After the performance, the blonde, blue-eyed dancer had changed into a black suit for a late-night dinner held in his honor at Lincoln Ristorante. Hallberg, who is also a principal dancer for American Ballet Theater, was gratified with his homecoming.

“It’s a nice moment to come back and be in New York with the Russians,” he said. “Not many people have seen me dance in Moscow, so my New York audience and the dancers in the community here have been curious about what I’ve been doing in Moscow. I made a decision not to prove myself, but just do what I do, and I think inevitably the work I’ve put in in the three years I’ve been with Bolshoi comes out. Sergei brought me over, he really had the idea and it was his inkling,” said Hallberg about his mentor, Bolshoi artistic director Sergei Filin, who had plucked the protégé overseas three years prior. “I support him as much as I think he supports me.”

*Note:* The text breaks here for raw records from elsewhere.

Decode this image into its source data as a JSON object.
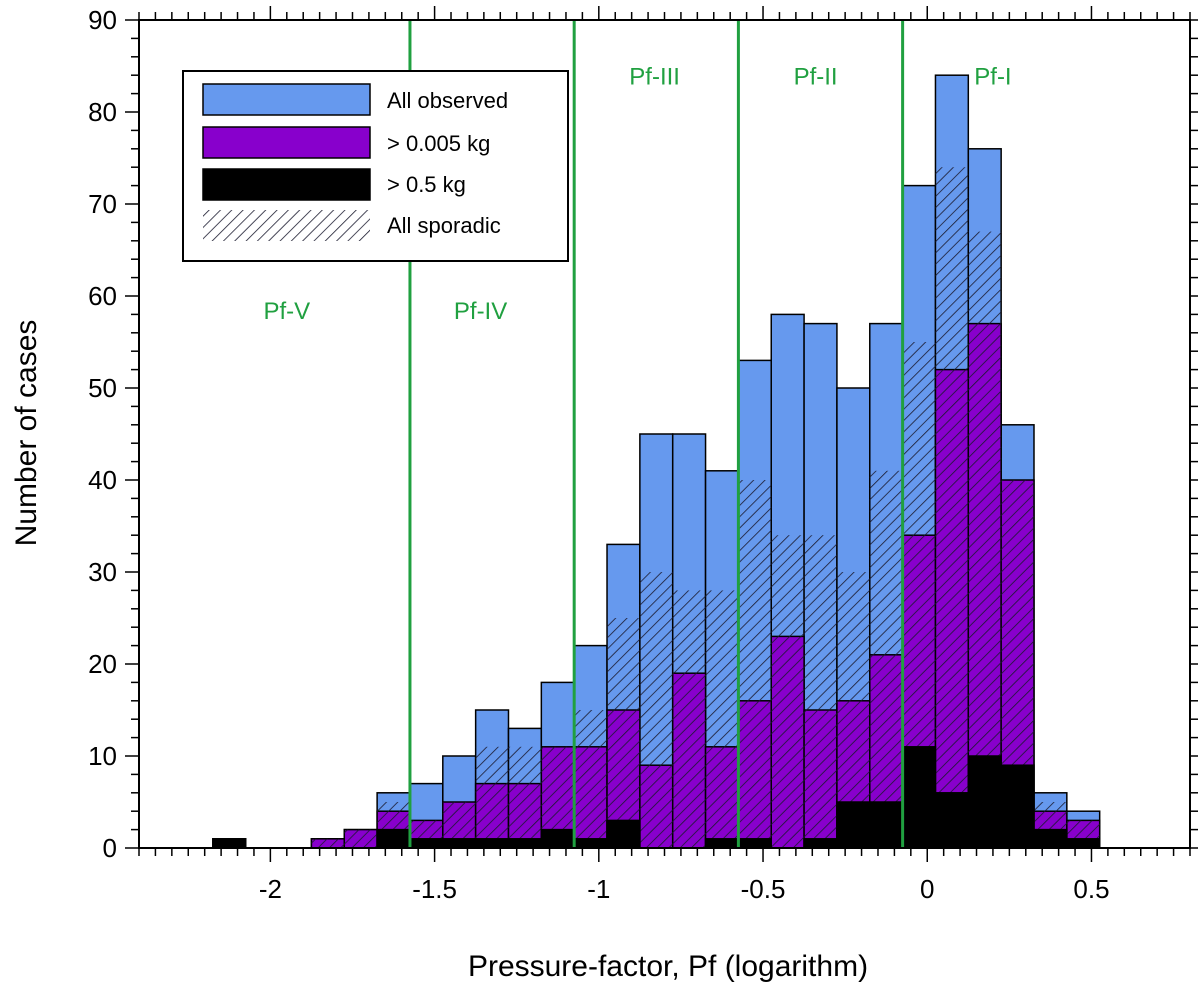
{
  "chart_data": {
    "type": "bar",
    "subtype": "histogram",
    "title": "",
    "xlabel": "Pressure-factor, Pf (logarithm)",
    "ylabel": "Number of cases",
    "xlim": [
      -2.4,
      0.8
    ],
    "ylim": [
      0,
      90
    ],
    "bin_width": 0.1,
    "x_ticks": [
      {
        "value": -2,
        "label": "-2"
      },
      {
        "value": -1.5,
        "label": "-1.5"
      },
      {
        "value": -1,
        "label": "-1"
      },
      {
        "value": -0.5,
        "label": "-0.5"
      },
      {
        "value": 0,
        "label": "0"
      },
      {
        "value": 0.5,
        "label": "0.5"
      }
    ],
    "y_ticks": [
      {
        "value": 0,
        "label": "0"
      },
      {
        "value": 10,
        "label": "10"
      },
      {
        "value": 20,
        "label": "20"
      },
      {
        "value": 30,
        "label": "30"
      },
      {
        "value": 40,
        "label": "40"
      },
      {
        "value": 50,
        "label": "50"
      },
      {
        "value": 60,
        "label": "60"
      },
      {
        "value": 70,
        "label": "70"
      },
      {
        "value": 80,
        "label": "80"
      },
      {
        "value": 90,
        "label": "90"
      }
    ],
    "bins_left_edge": [
      -2.175,
      -1.875,
      -1.775,
      -1.675,
      -1.575,
      -1.475,
      -1.375,
      -1.275,
      -1.175,
      -1.075,
      -0.975,
      -0.875,
      -0.775,
      -0.675,
      -0.575,
      -0.475,
      -0.375,
      -0.275,
      -0.175,
      -0.075,
      0.025,
      0.125,
      0.225,
      0.325,
      0.425
    ],
    "series": [
      {
        "name": "All observed",
        "color": "#6699ee",
        "values": [
          1,
          1,
          2,
          6,
          7,
          10,
          15,
          13,
          18,
          22,
          33,
          45,
          45,
          41,
          53,
          58,
          57,
          50,
          57,
          72,
          84,
          76,
          46,
          6,
          4
        ]
      },
      {
        "name": "> 0.005 kg",
        "color": "#8800cc",
        "values": [
          1,
          1,
          2,
          4,
          3,
          5,
          7,
          7,
          11,
          11,
          15,
          9,
          19,
          11,
          16,
          23,
          15,
          16,
          21,
          34,
          52,
          57,
          40,
          4,
          3
        ]
      },
      {
        "name": "> 0.5 kg",
        "color": "#000000",
        "values": [
          1,
          0,
          0,
          2,
          1,
          1,
          1,
          1,
          2,
          1,
          3,
          0,
          0,
          1,
          1,
          0,
          1,
          5,
          5,
          11,
          6,
          10,
          9,
          2,
          1
        ]
      },
      {
        "name": "All sporadic",
        "pattern": "hatched",
        "values": [
          0,
          1,
          2,
          5,
          3,
          5,
          11,
          11,
          11,
          15,
          25,
          30,
          28,
          28,
          40,
          34,
          34,
          30,
          41,
          55,
          74,
          67,
          40,
          5,
          3
        ]
      }
    ],
    "legend_position": "top-left",
    "region_boundaries": [
      -1.575,
      -1.075,
      -0.575,
      -0.075
    ],
    "region_color": "#20a040",
    "regions": [
      {
        "label": "Pf-V",
        "x": -1.95,
        "y": 57.5
      },
      {
        "label": "Pf-IV",
        "x": -1.36,
        "y": 57.5
      },
      {
        "label": "Pf-III",
        "x": -0.83,
        "y": 83
      },
      {
        "label": "Pf-II",
        "x": -0.34,
        "y": 83
      },
      {
        "label": "Pf-I",
        "x": 0.2,
        "y": 83
      }
    ]
  }
}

Filin, who was partly blinded late last year after a bizarre acid attack, was in New York for the performances — the Bolshoi program at Lincoln Center runs until Sunday — but skipped the dinner. Instead, Hallberg was feted by the likes of Derek Lam, Prabal Gurung, China Chow, Mary Katrantzou, Rosie Assoulin and Jeffrey Deitch.

“He certainly knows how to stand up straight,” Deitch said of Hallberg. Gurung was disappointed he didn’t get to meet Hallberg’s onstage partner, Svetlana Zakharova, who dances the leading white and black swan roles, and had skipped the dinner.

“It was the best thing I’ve seen all my life!” Gurung gushed. “I was like, ‘Is she around, is she around? I want to go and meet her.’ I’m like a fan.”